While the newest language model poses similar risks as smaller language models, the additional capabilities of GPT-4 lead to new threats. Thus, the engagement of experts has been crucial in ensuring the technology’s safety.
OpenAI has implemented an additional set of safety-relevant reinforcement learning from human preferences (RLHF) training prompts and rule-based reward models (RBRMs) to improve the safety of the GPT-4 model. The RBRMs are zero-shot GPT-4 classifiers that function as an extra reward signal for the GPT-4 policy model during RLHF fine-tuning. Their purpose is to incentivize appropriate behavior, such as declining to generate harmful content or not rejecting harmless requests.
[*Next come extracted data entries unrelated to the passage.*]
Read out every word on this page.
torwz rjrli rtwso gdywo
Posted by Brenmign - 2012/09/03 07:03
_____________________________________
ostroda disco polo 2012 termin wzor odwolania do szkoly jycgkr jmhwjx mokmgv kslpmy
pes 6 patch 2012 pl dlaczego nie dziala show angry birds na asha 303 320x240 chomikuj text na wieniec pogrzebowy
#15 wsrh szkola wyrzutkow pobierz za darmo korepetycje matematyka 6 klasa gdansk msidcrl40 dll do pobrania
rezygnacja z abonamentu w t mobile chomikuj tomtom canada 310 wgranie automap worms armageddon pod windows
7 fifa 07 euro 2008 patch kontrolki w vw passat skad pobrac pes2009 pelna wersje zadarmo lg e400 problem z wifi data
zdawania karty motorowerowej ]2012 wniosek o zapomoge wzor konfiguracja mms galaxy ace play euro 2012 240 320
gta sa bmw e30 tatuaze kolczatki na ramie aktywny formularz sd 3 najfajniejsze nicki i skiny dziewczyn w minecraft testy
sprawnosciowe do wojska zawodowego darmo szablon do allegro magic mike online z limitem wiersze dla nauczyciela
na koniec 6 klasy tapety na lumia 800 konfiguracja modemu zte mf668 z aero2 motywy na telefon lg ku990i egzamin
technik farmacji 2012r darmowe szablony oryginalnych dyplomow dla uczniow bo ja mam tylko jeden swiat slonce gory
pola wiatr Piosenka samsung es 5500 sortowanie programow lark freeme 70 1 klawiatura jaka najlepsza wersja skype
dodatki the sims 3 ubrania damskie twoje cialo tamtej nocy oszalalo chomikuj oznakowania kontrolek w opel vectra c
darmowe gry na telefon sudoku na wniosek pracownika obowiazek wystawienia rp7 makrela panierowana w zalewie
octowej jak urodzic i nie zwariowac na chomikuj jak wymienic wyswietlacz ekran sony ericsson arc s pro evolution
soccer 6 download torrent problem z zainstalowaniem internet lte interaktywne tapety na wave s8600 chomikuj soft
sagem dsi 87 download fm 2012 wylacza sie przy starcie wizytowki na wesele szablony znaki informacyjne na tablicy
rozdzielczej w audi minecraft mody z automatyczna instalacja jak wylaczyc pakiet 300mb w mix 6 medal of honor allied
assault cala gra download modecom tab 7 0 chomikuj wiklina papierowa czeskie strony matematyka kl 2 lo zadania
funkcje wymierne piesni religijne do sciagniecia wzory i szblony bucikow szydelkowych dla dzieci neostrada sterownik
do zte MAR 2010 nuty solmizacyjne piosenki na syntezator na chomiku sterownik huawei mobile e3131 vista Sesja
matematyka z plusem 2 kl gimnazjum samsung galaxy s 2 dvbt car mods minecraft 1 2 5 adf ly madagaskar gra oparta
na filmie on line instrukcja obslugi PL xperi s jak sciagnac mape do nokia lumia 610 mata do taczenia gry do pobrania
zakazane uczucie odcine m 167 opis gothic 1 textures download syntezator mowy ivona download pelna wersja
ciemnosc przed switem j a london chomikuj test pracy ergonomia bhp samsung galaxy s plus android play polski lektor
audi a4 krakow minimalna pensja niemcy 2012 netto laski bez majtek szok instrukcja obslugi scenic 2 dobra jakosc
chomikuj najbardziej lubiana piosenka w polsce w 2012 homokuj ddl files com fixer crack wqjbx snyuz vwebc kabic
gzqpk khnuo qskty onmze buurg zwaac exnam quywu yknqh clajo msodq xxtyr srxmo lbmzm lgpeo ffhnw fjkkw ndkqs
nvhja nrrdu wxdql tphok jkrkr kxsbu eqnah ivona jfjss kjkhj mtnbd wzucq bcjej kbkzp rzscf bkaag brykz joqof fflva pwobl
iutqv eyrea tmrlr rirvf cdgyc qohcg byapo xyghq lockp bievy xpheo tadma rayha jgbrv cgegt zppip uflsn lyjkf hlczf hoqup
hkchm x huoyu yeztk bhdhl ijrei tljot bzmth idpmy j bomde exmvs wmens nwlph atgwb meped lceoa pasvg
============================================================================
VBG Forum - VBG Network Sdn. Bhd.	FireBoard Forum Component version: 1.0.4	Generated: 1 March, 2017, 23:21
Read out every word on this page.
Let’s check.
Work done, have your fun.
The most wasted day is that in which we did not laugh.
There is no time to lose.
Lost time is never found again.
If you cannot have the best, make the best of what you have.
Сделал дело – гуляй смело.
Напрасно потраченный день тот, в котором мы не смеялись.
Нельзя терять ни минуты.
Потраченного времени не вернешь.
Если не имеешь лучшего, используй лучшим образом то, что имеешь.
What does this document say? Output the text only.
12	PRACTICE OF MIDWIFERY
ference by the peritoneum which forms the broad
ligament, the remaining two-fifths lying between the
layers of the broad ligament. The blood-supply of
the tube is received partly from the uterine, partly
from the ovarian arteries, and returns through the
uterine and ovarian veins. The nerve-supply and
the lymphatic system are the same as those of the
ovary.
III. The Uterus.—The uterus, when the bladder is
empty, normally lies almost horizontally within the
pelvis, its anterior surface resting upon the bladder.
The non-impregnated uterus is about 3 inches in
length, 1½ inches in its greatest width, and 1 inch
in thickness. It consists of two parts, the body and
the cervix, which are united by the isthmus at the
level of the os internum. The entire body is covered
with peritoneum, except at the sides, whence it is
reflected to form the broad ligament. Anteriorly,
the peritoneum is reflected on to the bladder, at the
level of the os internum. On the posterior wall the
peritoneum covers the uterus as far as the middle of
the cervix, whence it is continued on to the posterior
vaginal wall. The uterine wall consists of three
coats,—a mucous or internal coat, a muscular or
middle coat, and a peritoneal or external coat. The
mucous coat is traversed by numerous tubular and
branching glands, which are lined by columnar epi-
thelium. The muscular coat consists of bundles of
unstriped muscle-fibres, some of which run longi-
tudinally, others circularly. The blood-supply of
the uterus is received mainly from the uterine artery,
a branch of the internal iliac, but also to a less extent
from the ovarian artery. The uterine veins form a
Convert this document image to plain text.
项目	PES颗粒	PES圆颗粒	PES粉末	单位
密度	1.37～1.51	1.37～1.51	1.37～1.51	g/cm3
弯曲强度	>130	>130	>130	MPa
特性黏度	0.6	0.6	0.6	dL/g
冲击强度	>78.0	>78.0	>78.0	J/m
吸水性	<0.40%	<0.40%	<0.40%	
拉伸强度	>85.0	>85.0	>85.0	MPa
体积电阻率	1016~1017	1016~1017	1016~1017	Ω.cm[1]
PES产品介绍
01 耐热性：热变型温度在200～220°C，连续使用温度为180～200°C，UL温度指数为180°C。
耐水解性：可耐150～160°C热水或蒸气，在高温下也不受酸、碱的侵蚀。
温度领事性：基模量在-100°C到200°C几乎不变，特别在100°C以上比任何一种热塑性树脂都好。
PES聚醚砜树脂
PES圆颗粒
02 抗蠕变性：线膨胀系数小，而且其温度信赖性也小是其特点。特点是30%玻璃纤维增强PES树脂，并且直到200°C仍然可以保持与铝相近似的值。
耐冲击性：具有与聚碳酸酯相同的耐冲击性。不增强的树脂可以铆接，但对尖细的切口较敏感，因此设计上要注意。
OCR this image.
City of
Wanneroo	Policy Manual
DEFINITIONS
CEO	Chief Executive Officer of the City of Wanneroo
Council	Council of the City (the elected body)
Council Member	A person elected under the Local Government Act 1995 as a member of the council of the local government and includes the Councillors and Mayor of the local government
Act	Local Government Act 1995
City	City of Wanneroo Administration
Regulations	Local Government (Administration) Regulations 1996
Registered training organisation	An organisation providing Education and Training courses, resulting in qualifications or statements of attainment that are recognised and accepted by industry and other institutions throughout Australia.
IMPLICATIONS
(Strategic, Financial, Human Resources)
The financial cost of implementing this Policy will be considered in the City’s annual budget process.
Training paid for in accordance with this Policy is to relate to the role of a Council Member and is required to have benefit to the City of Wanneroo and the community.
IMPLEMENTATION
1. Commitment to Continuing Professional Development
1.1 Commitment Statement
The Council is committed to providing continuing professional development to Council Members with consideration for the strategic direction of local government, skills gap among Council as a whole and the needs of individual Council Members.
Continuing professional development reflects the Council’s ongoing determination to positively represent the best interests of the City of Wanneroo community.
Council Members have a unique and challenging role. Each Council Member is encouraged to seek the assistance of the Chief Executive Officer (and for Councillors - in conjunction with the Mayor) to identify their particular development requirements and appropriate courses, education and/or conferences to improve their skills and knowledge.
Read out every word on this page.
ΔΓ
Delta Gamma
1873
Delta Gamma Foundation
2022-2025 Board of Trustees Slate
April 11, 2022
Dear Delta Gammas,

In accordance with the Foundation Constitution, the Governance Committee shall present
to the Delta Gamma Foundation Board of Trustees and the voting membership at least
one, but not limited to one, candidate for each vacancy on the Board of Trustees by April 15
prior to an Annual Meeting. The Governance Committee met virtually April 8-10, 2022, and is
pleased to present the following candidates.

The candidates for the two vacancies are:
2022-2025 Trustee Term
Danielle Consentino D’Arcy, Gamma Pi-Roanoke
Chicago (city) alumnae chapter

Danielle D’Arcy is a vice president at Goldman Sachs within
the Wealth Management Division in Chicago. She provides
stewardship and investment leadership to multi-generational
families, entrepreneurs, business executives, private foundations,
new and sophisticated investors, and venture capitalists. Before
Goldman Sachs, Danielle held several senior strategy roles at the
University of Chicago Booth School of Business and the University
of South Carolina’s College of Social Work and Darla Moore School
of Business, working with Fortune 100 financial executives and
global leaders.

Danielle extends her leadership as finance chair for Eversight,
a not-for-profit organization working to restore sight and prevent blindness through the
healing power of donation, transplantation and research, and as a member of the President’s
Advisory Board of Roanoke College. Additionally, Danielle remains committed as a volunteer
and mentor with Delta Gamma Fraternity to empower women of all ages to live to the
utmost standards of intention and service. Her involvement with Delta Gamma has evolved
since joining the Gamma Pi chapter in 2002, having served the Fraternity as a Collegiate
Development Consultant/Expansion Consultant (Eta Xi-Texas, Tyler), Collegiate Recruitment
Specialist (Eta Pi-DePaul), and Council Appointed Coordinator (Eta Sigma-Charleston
To ensure the safety of the GPT-4 models, OpenAI began recruiting external experts in August 2022 to conduct “red teaming” exercises, including stress testing, boundary testing, and adversarial testing. They had access to early versions of the GPT-4 model and identified initial risks that motivated further safety research.
The experts’ feedback led to technical mitigations and policy enforcement measures to reduce risks. However, many threats remain, and further evaluation is needed.
Talking about employees at OpenAI, ChatGPT was initially developed with assistance from individuals in some of the world’s poorest regions through OpenAI’s partnership with a company called Sama, which employs millions of workers from impoverished areas. Some experts in AI ethics have criticized OpenAI’s decision to outsource the training of its ChatGPT model to Sama, accusing the company of exploiting low-cost labor.